What can you tell readers about the forthcoming tracks?

They're very much my experiences expressed through music so they're very personal, but they're very human and it's something that I know other humans go through and it's an honest, raw look at those experiences. I remember being asked 'what is a live performance by Chris London like?' and it's pretty much, you get what you get. I'm not going to come on stage with makeup and a fucking cape [laughs], it's not this show of 'wow, look at how well I can dress up' and 'I'm going to wow you with all this other stuff,' it's really just about the human experiences that I've had and I love to share through music and I know that that's going to be a magnet for people to connect to, so pretty much all the songs are songs of just experiences, human experiences that I know other people in this world go through. I'm just trying my best to be honest enough to write about it and, hopefully, people will connect to it.

What do you want to say about your music?

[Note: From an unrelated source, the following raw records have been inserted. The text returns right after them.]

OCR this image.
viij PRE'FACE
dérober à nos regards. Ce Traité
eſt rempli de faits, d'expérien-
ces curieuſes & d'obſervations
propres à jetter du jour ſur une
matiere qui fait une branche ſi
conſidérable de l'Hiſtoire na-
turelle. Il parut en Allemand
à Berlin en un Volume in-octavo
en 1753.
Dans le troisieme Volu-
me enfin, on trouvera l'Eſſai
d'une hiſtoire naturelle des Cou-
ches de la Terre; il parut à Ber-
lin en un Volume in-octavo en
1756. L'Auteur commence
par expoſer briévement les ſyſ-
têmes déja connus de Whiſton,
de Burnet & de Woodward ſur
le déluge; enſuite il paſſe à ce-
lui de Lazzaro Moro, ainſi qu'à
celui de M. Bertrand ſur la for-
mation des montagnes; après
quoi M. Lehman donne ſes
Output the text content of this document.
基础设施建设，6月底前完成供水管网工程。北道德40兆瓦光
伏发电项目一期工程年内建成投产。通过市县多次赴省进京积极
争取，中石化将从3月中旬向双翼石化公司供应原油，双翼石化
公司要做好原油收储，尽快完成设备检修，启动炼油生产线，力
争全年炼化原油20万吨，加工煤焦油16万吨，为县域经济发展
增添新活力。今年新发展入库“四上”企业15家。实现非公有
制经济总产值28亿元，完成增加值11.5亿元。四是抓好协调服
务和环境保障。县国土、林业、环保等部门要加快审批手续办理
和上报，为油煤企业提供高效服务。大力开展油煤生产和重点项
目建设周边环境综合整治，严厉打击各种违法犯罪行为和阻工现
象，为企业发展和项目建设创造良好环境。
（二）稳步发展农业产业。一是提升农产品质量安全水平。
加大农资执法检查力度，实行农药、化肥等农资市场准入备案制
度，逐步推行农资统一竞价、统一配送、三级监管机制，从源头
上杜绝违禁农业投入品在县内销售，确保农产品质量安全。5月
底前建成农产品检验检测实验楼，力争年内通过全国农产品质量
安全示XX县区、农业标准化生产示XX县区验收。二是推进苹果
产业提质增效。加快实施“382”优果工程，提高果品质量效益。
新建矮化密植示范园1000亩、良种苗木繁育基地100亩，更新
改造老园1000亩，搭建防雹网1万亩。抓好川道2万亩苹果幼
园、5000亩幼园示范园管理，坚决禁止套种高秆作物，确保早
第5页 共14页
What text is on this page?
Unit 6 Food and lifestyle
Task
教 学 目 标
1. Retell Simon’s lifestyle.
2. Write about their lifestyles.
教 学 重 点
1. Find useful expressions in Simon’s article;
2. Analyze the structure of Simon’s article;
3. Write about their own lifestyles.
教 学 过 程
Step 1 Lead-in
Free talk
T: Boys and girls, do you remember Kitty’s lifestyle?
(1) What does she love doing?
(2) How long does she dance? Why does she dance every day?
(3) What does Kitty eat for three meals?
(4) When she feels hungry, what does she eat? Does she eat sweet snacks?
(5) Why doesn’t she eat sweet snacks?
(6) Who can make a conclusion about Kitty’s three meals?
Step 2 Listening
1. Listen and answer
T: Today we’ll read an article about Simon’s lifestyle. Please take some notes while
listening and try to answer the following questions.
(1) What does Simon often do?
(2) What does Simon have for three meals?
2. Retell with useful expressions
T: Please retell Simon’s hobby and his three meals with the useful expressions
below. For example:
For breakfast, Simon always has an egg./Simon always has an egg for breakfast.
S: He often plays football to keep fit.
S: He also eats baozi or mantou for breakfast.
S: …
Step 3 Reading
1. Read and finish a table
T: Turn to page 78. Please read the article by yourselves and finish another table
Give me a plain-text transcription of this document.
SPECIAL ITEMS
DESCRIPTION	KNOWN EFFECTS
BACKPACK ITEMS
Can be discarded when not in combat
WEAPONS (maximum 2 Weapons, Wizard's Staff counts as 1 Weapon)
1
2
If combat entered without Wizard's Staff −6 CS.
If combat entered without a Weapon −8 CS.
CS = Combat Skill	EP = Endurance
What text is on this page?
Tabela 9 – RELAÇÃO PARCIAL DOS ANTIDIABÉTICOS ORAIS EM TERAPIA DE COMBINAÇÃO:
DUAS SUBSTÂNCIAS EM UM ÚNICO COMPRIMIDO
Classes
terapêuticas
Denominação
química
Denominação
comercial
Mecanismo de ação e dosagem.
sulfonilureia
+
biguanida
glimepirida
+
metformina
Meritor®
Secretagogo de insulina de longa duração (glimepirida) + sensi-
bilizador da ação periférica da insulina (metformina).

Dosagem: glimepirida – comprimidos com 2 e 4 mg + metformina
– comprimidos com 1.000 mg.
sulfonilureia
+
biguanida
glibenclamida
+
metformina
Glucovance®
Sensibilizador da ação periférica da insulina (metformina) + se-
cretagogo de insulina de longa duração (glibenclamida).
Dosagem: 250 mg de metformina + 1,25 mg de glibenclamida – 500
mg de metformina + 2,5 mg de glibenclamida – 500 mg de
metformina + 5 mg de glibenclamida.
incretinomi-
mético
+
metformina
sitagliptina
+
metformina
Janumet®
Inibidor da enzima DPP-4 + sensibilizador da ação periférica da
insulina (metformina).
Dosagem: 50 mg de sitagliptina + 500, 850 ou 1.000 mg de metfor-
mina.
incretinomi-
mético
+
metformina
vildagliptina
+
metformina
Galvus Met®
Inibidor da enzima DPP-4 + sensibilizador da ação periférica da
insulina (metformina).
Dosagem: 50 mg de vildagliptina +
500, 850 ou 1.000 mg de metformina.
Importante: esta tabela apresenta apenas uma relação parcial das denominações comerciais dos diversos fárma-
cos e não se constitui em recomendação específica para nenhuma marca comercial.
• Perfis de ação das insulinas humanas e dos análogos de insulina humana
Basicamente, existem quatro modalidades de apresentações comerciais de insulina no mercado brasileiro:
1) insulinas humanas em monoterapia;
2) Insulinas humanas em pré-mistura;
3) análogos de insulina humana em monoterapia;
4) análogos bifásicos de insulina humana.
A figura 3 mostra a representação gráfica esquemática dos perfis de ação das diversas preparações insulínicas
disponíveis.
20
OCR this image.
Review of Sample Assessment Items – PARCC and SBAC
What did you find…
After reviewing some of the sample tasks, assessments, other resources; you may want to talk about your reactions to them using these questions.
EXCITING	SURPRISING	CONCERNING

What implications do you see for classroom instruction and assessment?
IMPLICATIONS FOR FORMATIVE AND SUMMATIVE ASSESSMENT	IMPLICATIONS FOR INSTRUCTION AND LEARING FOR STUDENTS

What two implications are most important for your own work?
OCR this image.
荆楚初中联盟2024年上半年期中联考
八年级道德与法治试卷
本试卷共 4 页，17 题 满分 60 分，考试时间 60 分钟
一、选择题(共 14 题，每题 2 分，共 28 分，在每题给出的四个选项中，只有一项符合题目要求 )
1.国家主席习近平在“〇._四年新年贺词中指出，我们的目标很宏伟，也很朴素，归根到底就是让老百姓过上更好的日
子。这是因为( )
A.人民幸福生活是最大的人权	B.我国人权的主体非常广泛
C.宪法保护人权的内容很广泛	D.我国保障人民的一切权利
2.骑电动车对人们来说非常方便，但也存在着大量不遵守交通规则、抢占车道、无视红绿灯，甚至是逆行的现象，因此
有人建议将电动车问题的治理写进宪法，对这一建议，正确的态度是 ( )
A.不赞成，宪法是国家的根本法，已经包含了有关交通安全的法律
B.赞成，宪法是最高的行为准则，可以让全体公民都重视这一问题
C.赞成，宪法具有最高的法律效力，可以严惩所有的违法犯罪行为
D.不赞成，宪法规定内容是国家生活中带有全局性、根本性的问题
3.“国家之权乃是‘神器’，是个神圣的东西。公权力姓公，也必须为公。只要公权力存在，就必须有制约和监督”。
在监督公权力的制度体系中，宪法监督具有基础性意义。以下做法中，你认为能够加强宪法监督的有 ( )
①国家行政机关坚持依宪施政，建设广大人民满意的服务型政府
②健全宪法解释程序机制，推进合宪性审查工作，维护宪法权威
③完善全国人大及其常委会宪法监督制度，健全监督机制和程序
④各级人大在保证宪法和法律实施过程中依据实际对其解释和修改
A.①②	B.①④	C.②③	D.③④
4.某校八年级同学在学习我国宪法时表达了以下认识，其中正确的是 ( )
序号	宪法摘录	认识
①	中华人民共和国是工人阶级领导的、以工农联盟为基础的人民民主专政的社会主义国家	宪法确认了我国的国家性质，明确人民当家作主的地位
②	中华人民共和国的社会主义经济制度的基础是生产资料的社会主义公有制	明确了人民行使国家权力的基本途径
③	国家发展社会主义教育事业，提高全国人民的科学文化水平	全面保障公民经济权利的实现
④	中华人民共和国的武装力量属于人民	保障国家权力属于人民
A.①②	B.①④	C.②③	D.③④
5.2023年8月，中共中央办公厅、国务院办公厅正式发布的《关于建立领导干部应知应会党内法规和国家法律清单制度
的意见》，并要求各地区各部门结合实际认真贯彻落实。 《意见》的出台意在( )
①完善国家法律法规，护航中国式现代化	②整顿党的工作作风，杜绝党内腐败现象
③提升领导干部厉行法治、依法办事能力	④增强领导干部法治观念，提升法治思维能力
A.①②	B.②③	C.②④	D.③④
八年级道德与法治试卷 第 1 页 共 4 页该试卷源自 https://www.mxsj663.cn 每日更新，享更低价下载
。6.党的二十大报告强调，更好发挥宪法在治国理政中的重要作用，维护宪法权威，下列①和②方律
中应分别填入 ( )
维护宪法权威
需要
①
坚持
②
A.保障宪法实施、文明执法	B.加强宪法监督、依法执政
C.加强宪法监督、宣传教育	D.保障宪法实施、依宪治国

Pretty much, to summarize what we talked about, it's just an opportunity for connection and it's an honest look at what I've been through in my personal life that goes along the lines of just being a normal person going through feelings and just touching the core of what those feelings mean to me and just being honest about it. I have a hard time not expressing how I feel, that's just who I am, and music has been an incredible vehicle to express those things. You know, I suck at drawing, I'm a terrible photographer - all my pictures are photobombs, even if no one is photobombing the pictures - but something about being able to sing and play and write, that has always been constant and consistent in allowing me to express my feelings, so my music is just sharing what I'm feeling. It's almost as if we're just in a living room together and I'm just telling you what kind of day I've had, and those kind of conversations that you have, sometimes with even strangers, leads to connection because everybody's going through something, so that's kind of what the music is all about. It's very raw and real.